Com estruturas de governação tão complexas, é sempre um desafio chegar a acordo quanto a regras comuns e encontrar o equilíbrio certo entre a proteção do património natural e os interesses económicos.
A ratificação da Convenção demorou quase duas décadas, principalmente devido a divergêcnias quanto à propriedade e exploração de minerais no fundo do mar e no leito oceânico. A Convenção instituiu um organismo internacional, a Autoridade Internacional dos Fundos Marinhos, para controlar e autorizar a prospeção e exploração mineira nos fundos marinhos para além dos limites das áreas reivindicadas pelos países.

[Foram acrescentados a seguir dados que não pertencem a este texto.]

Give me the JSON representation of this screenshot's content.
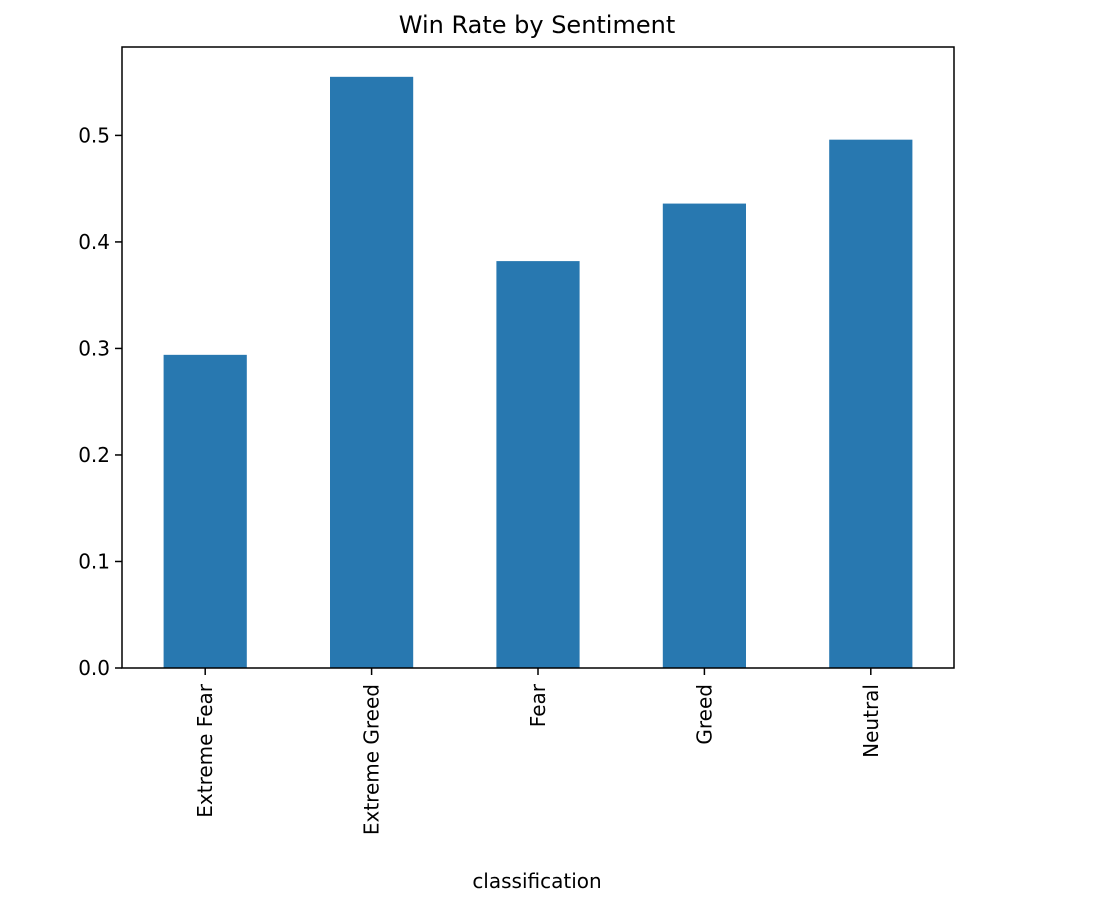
{
  "chart_data": {
    "type": "bar",
    "title": "Win Rate by Sentiment",
    "xlabel": "classification",
    "ylabel": "",
    "categories": [
      "Extreme Fear",
      "Extreme Greed",
      "Fear",
      "Greed",
      "Neutral"
    ],
    "values": [
      0.294,
      0.555,
      0.382,
      0.436,
      0.496
    ],
    "ylim": [
      0,
      0.583
    ],
    "yticks": [
      0.0,
      0.1,
      0.2,
      0.3,
      0.4,
      0.5
    ],
    "ytick_labels": [
      "0.0",
      "0.1",
      "0.2",
      "0.3",
      "0.4",
      "0.5"
    ],
    "grid": false,
    "legend": "none",
    "bar_color": "#2878b0"
  }
}
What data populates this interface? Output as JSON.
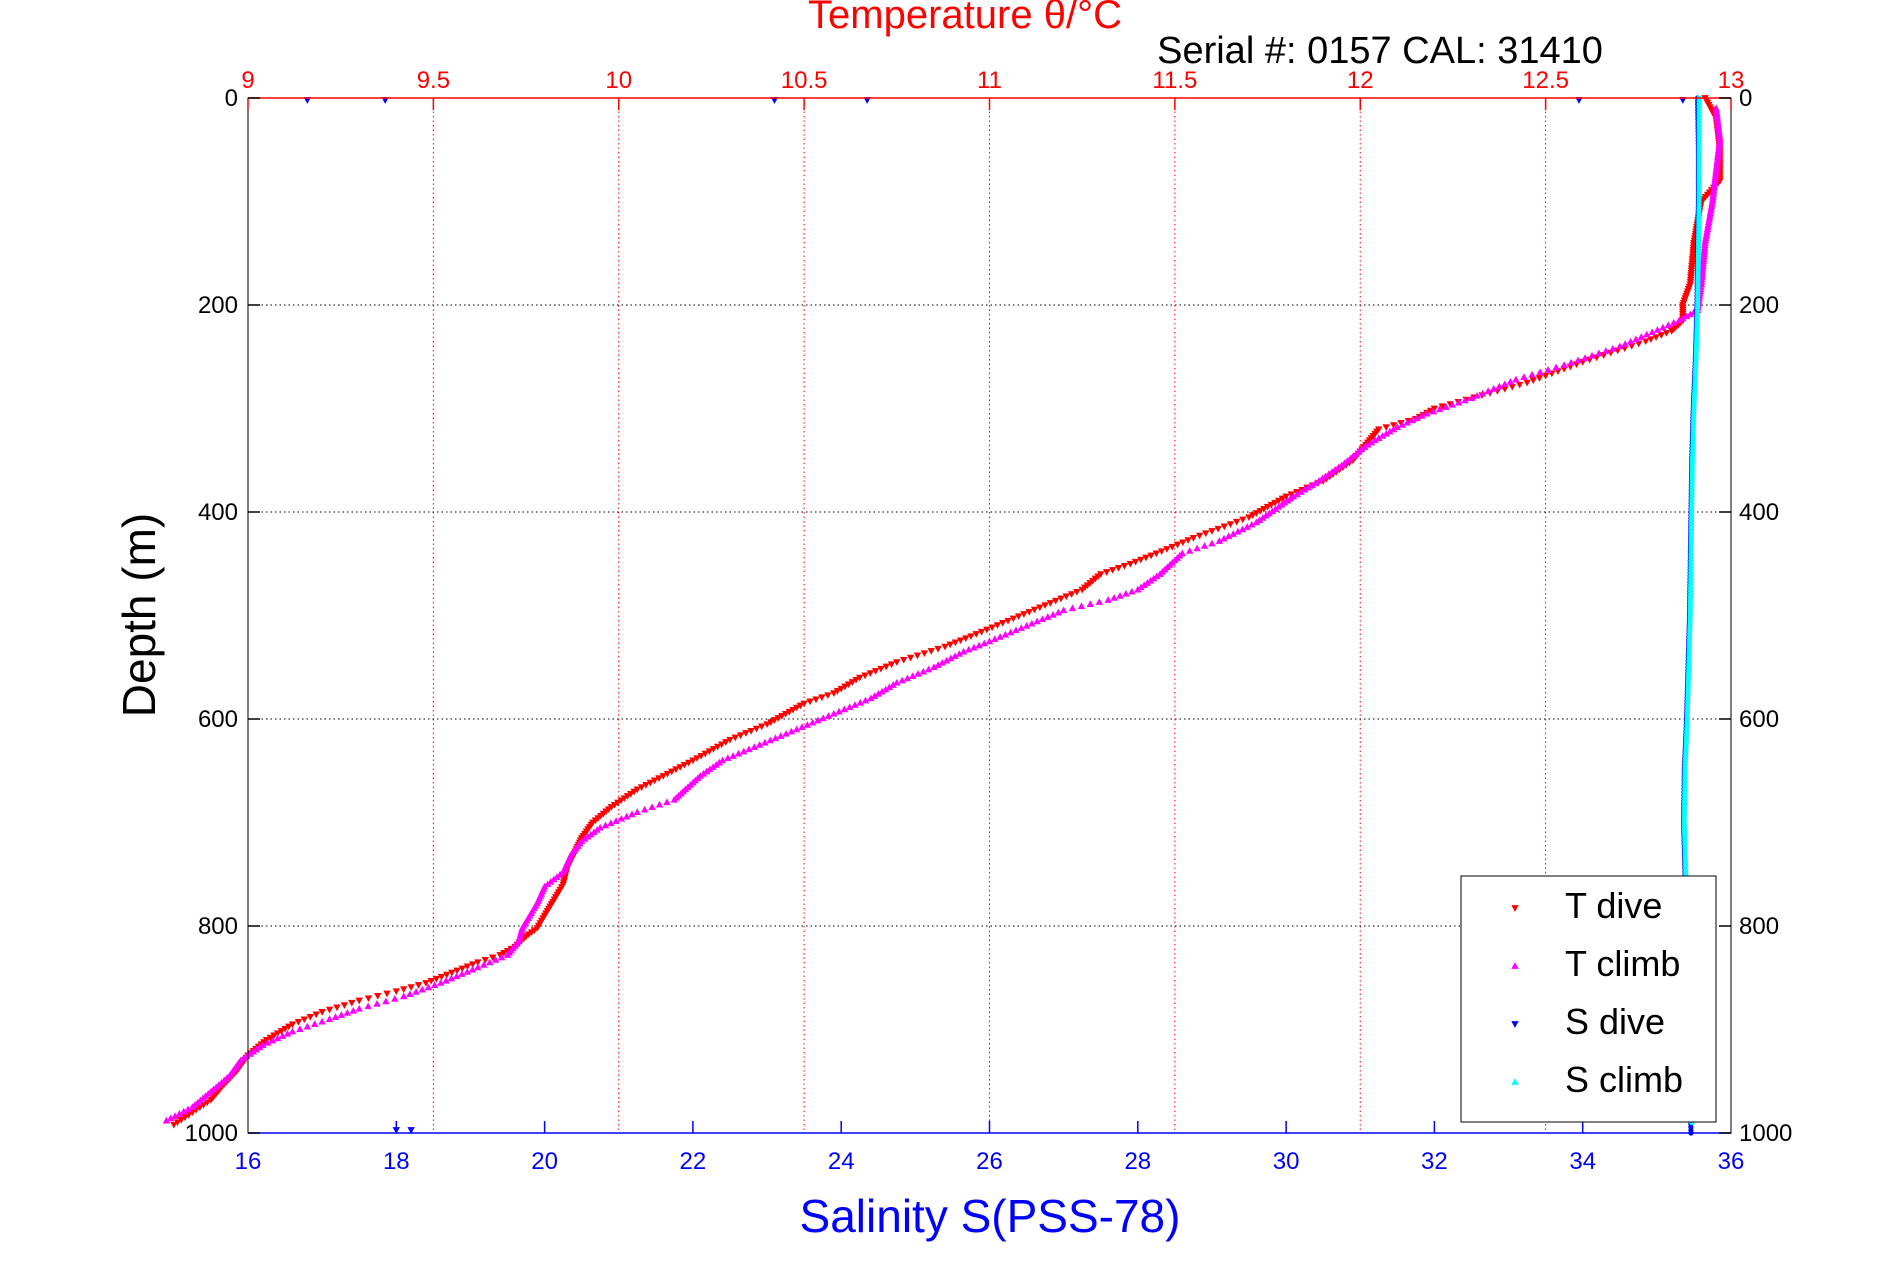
{
  "chart_data": {
    "type": "scatter",
    "title": "Temperature θ/°C",
    "subtitle": "Serial #: 0157  CAL: 31410",
    "xlabel": "Salinity S(PSS-78)",
    "ylabel": "Depth (m)",
    "x_salinity": {
      "lim": [
        16,
        36
      ],
      "ticks": [
        16,
        18,
        20,
        22,
        24,
        26,
        28,
        30,
        32,
        34,
        36
      ],
      "tick_labels": [
        "16",
        "18",
        "20",
        "22",
        "24",
        "26",
        "28",
        "30",
        "32",
        "34",
        "36"
      ]
    },
    "x_temperature": {
      "lim": [
        9,
        13
      ],
      "ticks": [
        9,
        9.5,
        10,
        10.5,
        11,
        11.5,
        12,
        12.5,
        13
      ],
      "tick_labels": [
        "9",
        "9.5",
        "10",
        "10.5",
        "11",
        "11.5",
        "12",
        "12.5",
        "13"
      ]
    },
    "y_depth": {
      "lim": [
        0,
        1000
      ],
      "reversed": true,
      "ticks": [
        0,
        200,
        400,
        600,
        800,
        1000
      ],
      "tick_labels": [
        "0",
        "200",
        "400",
        "600",
        "800",
        "1000"
      ]
    },
    "grid": true,
    "legend_position": "bottom-right",
    "colors": {
      "salinity_axis": "#0000ff",
      "temperature_axis": "#ff0000",
      "t_dive": "#ff0000",
      "t_climb": "#ff00ff",
      "s_dive": "#0000ff",
      "s_climb": "#00ffff"
    },
    "series": [
      {
        "name": "T dive",
        "axis": "temperature",
        "marker": "triangle-down",
        "color": "#ff0000",
        "points": [
          [
            12.93,
            0
          ],
          [
            12.96,
            20
          ],
          [
            12.97,
            50
          ],
          [
            12.97,
            80
          ],
          [
            12.92,
            100
          ],
          [
            12.9,
            140
          ],
          [
            12.89,
            180
          ],
          [
            12.87,
            200
          ],
          [
            12.87,
            215
          ],
          [
            12.84,
            225
          ],
          [
            12.77,
            235
          ],
          [
            12.6,
            255
          ],
          [
            12.45,
            275
          ],
          [
            12.35,
            285
          ],
          [
            12.2,
            300
          ],
          [
            12.15,
            310
          ],
          [
            12.05,
            320
          ],
          [
            11.98,
            350
          ],
          [
            11.9,
            370
          ],
          [
            11.8,
            385
          ],
          [
            11.75,
            395
          ],
          [
            11.7,
            405
          ],
          [
            11.55,
            425
          ],
          [
            11.45,
            440
          ],
          [
            11.38,
            450
          ],
          [
            11.3,
            460
          ],
          [
            11.25,
            475
          ],
          [
            11.15,
            490
          ],
          [
            11.05,
            505
          ],
          [
            10.95,
            520
          ],
          [
            10.88,
            530
          ],
          [
            10.75,
            545
          ],
          [
            10.65,
            560
          ],
          [
            10.58,
            575
          ],
          [
            10.5,
            585
          ],
          [
            10.45,
            595
          ],
          [
            10.4,
            605
          ],
          [
            10.3,
            620
          ],
          [
            10.2,
            640
          ],
          [
            10.12,
            655
          ],
          [
            10.05,
            668
          ],
          [
            9.98,
            685
          ],
          [
            9.93,
            700
          ],
          [
            9.9,
            715
          ],
          [
            9.88,
            730
          ],
          [
            9.86,
            745
          ],
          [
            9.85,
            760
          ],
          [
            9.83,
            772
          ],
          [
            9.8,
            790
          ],
          [
            9.78,
            802
          ],
          [
            9.75,
            810
          ],
          [
            9.72,
            820
          ],
          [
            9.68,
            828
          ],
          [
            9.62,
            835
          ],
          [
            9.55,
            845
          ],
          [
            9.48,
            855
          ],
          [
            9.4,
            863
          ],
          [
            9.3,
            872
          ],
          [
            9.2,
            883
          ],
          [
            9.12,
            895
          ],
          [
            9.05,
            910
          ],
          [
            9.0,
            925
          ],
          [
            8.97,
            940
          ],
          [
            8.93,
            955
          ],
          [
            8.9,
            968
          ],
          [
            8.85,
            980
          ],
          [
            8.8,
            992
          ]
        ]
      },
      {
        "name": "T climb",
        "axis": "temperature",
        "marker": "triangle-up",
        "color": "#ff00ff",
        "points": [
          [
            12.96,
            10
          ],
          [
            12.97,
            40
          ],
          [
            12.96,
            70
          ],
          [
            12.95,
            100
          ],
          [
            12.93,
            140
          ],
          [
            12.92,
            180
          ],
          [
            12.91,
            205
          ],
          [
            12.86,
            215
          ],
          [
            12.7,
            240
          ],
          [
            12.55,
            258
          ],
          [
            12.42,
            272
          ],
          [
            12.3,
            290
          ],
          [
            12.18,
            305
          ],
          [
            12.1,
            318
          ],
          [
            12.02,
            335
          ],
          [
            11.95,
            355
          ],
          [
            11.88,
            372
          ],
          [
            11.82,
            385
          ],
          [
            11.78,
            395
          ],
          [
            11.72,
            410
          ],
          [
            11.62,
            428
          ],
          [
            11.52,
            440
          ],
          [
            11.46,
            460
          ],
          [
            11.4,
            475
          ],
          [
            11.32,
            485
          ],
          [
            11.2,
            495
          ],
          [
            11.1,
            510
          ],
          [
            11.0,
            525
          ],
          [
            10.93,
            535
          ],
          [
            10.85,
            550
          ],
          [
            10.75,
            565
          ],
          [
            10.68,
            580
          ],
          [
            10.58,
            595
          ],
          [
            10.48,
            610
          ],
          [
            10.38,
            625
          ],
          [
            10.28,
            640
          ],
          [
            10.22,
            655
          ],
          [
            10.18,
            668
          ],
          [
            10.15,
            678
          ],
          [
            10.05,
            690
          ],
          [
            9.95,
            705
          ],
          [
            9.9,
            718
          ],
          [
            9.87,
            732
          ],
          [
            9.85,
            748
          ],
          [
            9.8,
            762
          ],
          [
            9.78,
            778
          ],
          [
            9.76,
            790
          ],
          [
            9.74,
            802
          ],
          [
            9.73,
            815
          ],
          [
            9.7,
            828
          ],
          [
            9.62,
            840
          ],
          [
            9.52,
            855
          ],
          [
            9.42,
            868
          ],
          [
            9.3,
            880
          ],
          [
            9.22,
            890
          ],
          [
            9.12,
            902
          ],
          [
            9.04,
            915
          ],
          [
            8.98,
            930
          ],
          [
            8.95,
            945
          ],
          [
            8.9,
            960
          ],
          [
            8.85,
            975
          ],
          [
            8.78,
            988
          ]
        ]
      },
      {
        "name": "S dive",
        "axis": "salinity",
        "marker": "triangle-down",
        "color": "#0000ff",
        "points": [
          [
            35.55,
            0
          ],
          [
            35.56,
            50
          ],
          [
            35.56,
            100
          ],
          [
            35.55,
            150
          ],
          [
            35.54,
            200
          ],
          [
            35.52,
            250
          ],
          [
            35.49,
            300
          ],
          [
            35.47,
            350
          ],
          [
            35.46,
            400
          ],
          [
            35.45,
            450
          ],
          [
            35.44,
            500
          ],
          [
            35.42,
            550
          ],
          [
            35.4,
            600
          ],
          [
            35.37,
            650
          ],
          [
            35.36,
            700
          ],
          [
            35.38,
            750
          ],
          [
            35.4,
            800
          ],
          [
            35.42,
            850
          ],
          [
            35.44,
            900
          ],
          [
            35.45,
            950
          ],
          [
            35.46,
            1000
          ]
        ]
      },
      {
        "name": "S climb",
        "axis": "salinity",
        "marker": "triangle-up",
        "color": "#00ffff",
        "points": [
          [
            35.57,
            0
          ],
          [
            35.57,
            50
          ],
          [
            35.57,
            100
          ],
          [
            35.56,
            150
          ],
          [
            35.55,
            200
          ],
          [
            35.53,
            250
          ],
          [
            35.5,
            300
          ],
          [
            35.48,
            350
          ],
          [
            35.47,
            400
          ],
          [
            35.46,
            450
          ],
          [
            35.45,
            500
          ],
          [
            35.43,
            550
          ],
          [
            35.41,
            600
          ],
          [
            35.38,
            650
          ],
          [
            35.37,
            700
          ],
          [
            35.39,
            750
          ],
          [
            35.41,
            800
          ],
          [
            35.43,
            850
          ],
          [
            35.45,
            900
          ],
          [
            35.46,
            950
          ],
          [
            35.47,
            990
          ]
        ]
      }
    ],
    "axis_edge_marks": {
      "s_dive_at_zero_depth": [
        16.8,
        17.85,
        23.1,
        24.35,
        33.95,
        35.35
      ],
      "s_dive_at_bottom_depth": [
        18.0,
        18.2
      ]
    }
  }
}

Outras estruturas de governação e convenções abrangem diferentes aspetos da governação dos oceanos. A Organização Marítima Internacional (IMO), por exemplo, é uma agência das Nações Unidas especializada no transporte marítimo e trabalha, nomeadamente, na prevenção da poluição marinha causada por navios. Inicialmente, o seu trabalho de proteção do meio marinho centrou-se principalmente na poluição causada por hidrocarbonetos, mas, nas últimas décadas, foi alargado através de uma série de convenções internacionais passando a abranger a poluição química e outras formas de poluição, bem como as espécies invasoras transportadas pelas águas de lastro.
A poluição da água pode ser causada por poluentes rejeitados diretamente na água ou libertados para a atmosfera. Alguns desses poluentes libertados para a atmosfera podem, mais tarde, acabar por ser depositados em terra e nas superfícies aquáticas. Alguns destes poluentes que afetam os meios aquáticos são também regulados por acordos internacionais, como a Convenção de Estocolmo sobre poluentes orgânicos persistentes, a Convenção de Minamata sobre o mercúrio e a Convenção sobre Poluição Atmosférica Transfronteiriça a Longa Distância.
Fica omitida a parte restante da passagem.